It took a good five minutes to find a cab, Lyle protesting all the way that there’s never one when you want one, and things weren’t like that when he was a lad. The inside of the cab smelt of old leather, battered wooden seats and too much time in stables, until, finally, the tired cab horse raised its head, turned, and they rattled away from the almost heedless crowd.
Almost heedless, because it takes just one exception to disprove a rule.
Someone watched them go.
CHAPTER 5
Carwell
It took them forty minutes to find what Lyle was looking for, in a quiet side-street near the church of St Anne. In the middle of the road, too narrow for the press of traffic that swarmed around St Paul’s, and overshadowed with bakeries and tailors competing for space to serve the local merchants’ hall, Tate suddenly stopped and began to bark. Lyle picked his way through the horse manure that liberally littered the centre of the street, and smiled when he saw what was causing Tate so much dismay. ‘Here it is.’

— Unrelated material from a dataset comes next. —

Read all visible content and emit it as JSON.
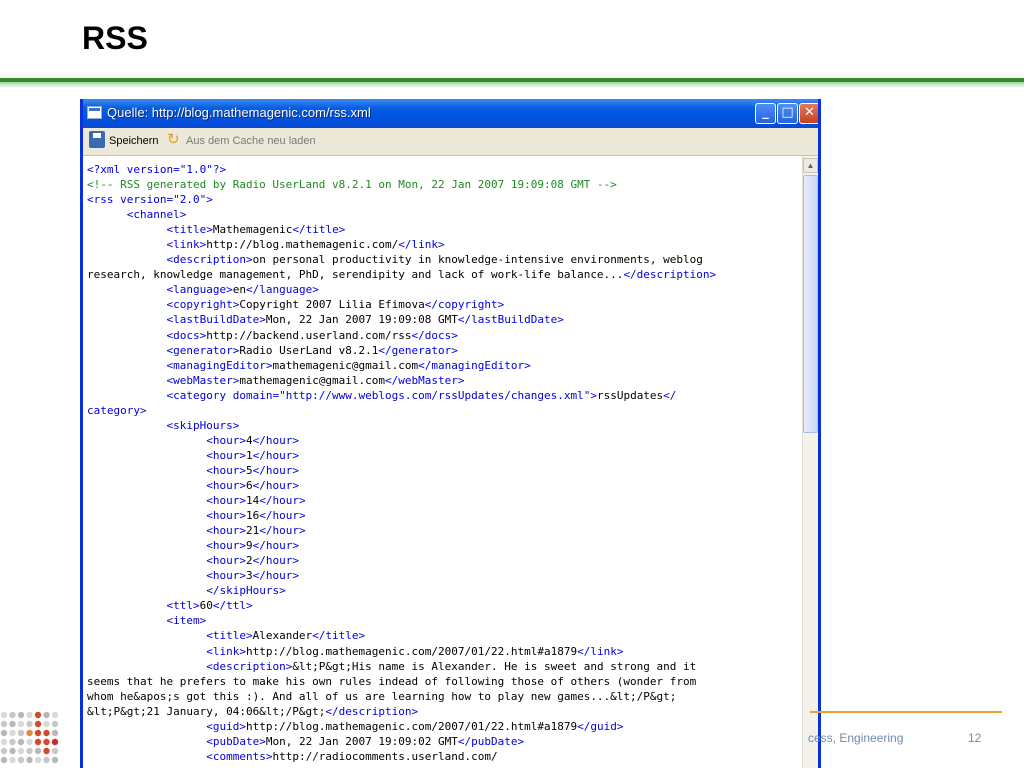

Thomas scurried over, eager to see. He looked at the cobbles and saw only a darker brown stain that reminded him of spilt cough mixture. ‘What is it?’
‘Blood,’ said Lyle with some satisfaction.
Tess sniffed suspiciously. ‘Could’ve come from the meat goin’ to market up at Smithfield, Mister Lyle.’
‘Good thought, if unwelcome,’ he sighed. ‘I can prove it, though.’ He squatted carefully next to the stain in the street, while passers-by gave him looks of deep mistrust. Thomas started to feel uncomfortable, hoping that no one in this mixture of hawkers, and merchants going to the halls, would recognize him or, worse, report him to his father.
The thought of his father brought a brief pang of guilt, followed by a sharper pang as he realized this was the first thought he’d had of his father since he ’d followed Lyle. For a second he wondered if he would ever see his father again, or if he was going to be kidnapped, dragged down to the docks and sold into slavery or murdered for his wealth or replaced by an evil twin who would steal his fortune while he was condemned to a life of servitude and
. . .
‘Thomas, you might be interested in this.’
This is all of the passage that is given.